I have a data frame trainData
which contains 198 rows and looks like
Matchup Win HomeID AwayID A_TWPCT A_WST6 A_SEED B_TWPCT B_WST6 B_SEED
1 2010_1115_1457 1 1115 1457 0.531 5 16 0.567 4 16
2 2010_1124_1358 1 1124 1358 0.774 5 3 0.75 5 14
...
The testData
is similar.
In order to use SVM, I have to change the response variable Win
to a factor
. I tried the below:
trainDataSVM <- data.frame(Win=as.factor(trainData$Win), A_WST6=trainData$A_WST6, A_SEED=trainData$A_SEED, B_WST6=trainData$B_WST6, B_SEED= trainData$B_SEED,
Matchup=trainData$Matchup, HomeID=trainData$HomeID, AwayID=trainData$AwayID)
I then want to a SVM and predict the probabilities, so I tried the below
svmfit =svm (Win ~ A_WST6 + A_SEED + B_WST6 + B_SEED , data = trainDataSVM , kernel ="linear", cost =10,scale =FALSE )
#use CV with a range of cost values
set.seed (1)
tune.out = tune(svm, Win ~ A_WST6 + A_SEED + B_WST6 + B_SEED, data=trainDataSVM , kernel ="linear",ranges =list (cost=c(0.001 , 0.01 , 0.1, 1 ,5 ,10 ,100) ))
bestmod =tune.out$best.model
testDataSVM <- data.frame(Win=as.factor(testData$Win), A_WST6=testData$A_WST6, A_SEED=testData$A_SEED, B_WST6=testData$B_WST6, B_SEED= testData$B_SEED,
Matchup=testData$Matchup, HomeID=testData$HomeID, AwayID=testData$AwayID)
predictions_SVM <- predict(bestmod, testDataSVM, type = "response")
However, when I try to print out predictions_SVM
, I get the message
factor(0)
Levels: 0 1
instead of a column of probability values.
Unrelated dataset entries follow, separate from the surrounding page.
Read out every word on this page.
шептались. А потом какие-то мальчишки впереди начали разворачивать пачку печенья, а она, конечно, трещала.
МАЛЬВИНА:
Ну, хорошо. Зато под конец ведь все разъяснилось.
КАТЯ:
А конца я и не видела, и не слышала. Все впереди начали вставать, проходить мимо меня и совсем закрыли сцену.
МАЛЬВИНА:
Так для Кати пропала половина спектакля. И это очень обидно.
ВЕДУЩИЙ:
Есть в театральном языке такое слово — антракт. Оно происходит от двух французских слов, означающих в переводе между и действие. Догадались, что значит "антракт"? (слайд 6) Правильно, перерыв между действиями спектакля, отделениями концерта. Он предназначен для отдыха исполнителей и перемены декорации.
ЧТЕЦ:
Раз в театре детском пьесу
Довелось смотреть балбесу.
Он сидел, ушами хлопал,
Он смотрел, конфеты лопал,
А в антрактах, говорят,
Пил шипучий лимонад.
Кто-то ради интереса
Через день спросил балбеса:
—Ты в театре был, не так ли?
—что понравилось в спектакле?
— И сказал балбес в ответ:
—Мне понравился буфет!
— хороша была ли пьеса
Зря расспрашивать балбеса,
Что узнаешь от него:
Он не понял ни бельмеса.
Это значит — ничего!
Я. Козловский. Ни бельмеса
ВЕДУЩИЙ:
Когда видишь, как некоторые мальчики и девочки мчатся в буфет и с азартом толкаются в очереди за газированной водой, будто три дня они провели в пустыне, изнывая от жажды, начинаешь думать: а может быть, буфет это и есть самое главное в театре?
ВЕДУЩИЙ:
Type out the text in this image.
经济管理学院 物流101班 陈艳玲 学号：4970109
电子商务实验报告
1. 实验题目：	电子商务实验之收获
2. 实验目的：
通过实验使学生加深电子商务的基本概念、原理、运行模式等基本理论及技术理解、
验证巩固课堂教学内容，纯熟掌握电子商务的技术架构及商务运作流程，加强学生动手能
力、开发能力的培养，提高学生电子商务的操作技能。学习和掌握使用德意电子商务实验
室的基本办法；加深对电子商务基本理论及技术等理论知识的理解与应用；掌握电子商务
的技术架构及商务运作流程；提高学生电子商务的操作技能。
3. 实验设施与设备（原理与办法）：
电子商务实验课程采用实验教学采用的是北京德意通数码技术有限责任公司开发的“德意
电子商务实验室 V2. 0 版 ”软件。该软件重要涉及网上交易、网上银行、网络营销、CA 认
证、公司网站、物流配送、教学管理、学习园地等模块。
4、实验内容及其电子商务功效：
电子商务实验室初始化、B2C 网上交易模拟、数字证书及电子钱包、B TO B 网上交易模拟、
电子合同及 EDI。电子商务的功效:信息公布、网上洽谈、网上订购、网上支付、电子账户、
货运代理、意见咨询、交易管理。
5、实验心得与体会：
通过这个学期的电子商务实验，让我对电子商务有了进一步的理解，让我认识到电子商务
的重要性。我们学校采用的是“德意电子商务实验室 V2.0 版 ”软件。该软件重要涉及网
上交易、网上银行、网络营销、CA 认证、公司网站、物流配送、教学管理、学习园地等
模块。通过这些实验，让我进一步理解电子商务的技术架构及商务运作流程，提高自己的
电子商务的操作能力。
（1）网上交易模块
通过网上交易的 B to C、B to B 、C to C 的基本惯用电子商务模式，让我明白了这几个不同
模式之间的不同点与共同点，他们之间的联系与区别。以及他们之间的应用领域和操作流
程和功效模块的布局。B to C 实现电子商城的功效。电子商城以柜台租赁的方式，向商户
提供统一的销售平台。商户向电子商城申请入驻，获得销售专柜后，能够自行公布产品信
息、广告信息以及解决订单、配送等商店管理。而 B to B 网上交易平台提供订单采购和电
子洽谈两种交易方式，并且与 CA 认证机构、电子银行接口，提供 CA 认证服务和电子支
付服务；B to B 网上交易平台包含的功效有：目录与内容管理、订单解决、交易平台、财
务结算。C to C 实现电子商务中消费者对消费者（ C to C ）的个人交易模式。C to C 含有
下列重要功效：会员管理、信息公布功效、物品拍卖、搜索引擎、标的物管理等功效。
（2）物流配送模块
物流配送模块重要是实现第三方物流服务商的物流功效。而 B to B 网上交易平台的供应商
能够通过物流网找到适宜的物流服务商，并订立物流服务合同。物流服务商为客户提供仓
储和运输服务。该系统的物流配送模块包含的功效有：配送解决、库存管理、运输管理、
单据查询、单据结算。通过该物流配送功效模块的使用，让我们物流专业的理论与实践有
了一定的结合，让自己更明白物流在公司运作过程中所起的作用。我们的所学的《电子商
What is going on?
I haven't used this much myself, but I know that the SVM algorithm itself does not produce class probabilities, only the response function (distance from hyperplane). If you look at the documentation for svm function, the argument "probability" - "logical indicating whether the model should allow for probability predictions" - is FALSE by default and you did not set it equal to TRUE. Documentation for predict.svm says similarly, argument "probability" is a "Logical indicating whether class probabilities should be computed and returned. Only possible if the model was fitted with the probability option enabled." Hope that's helpful.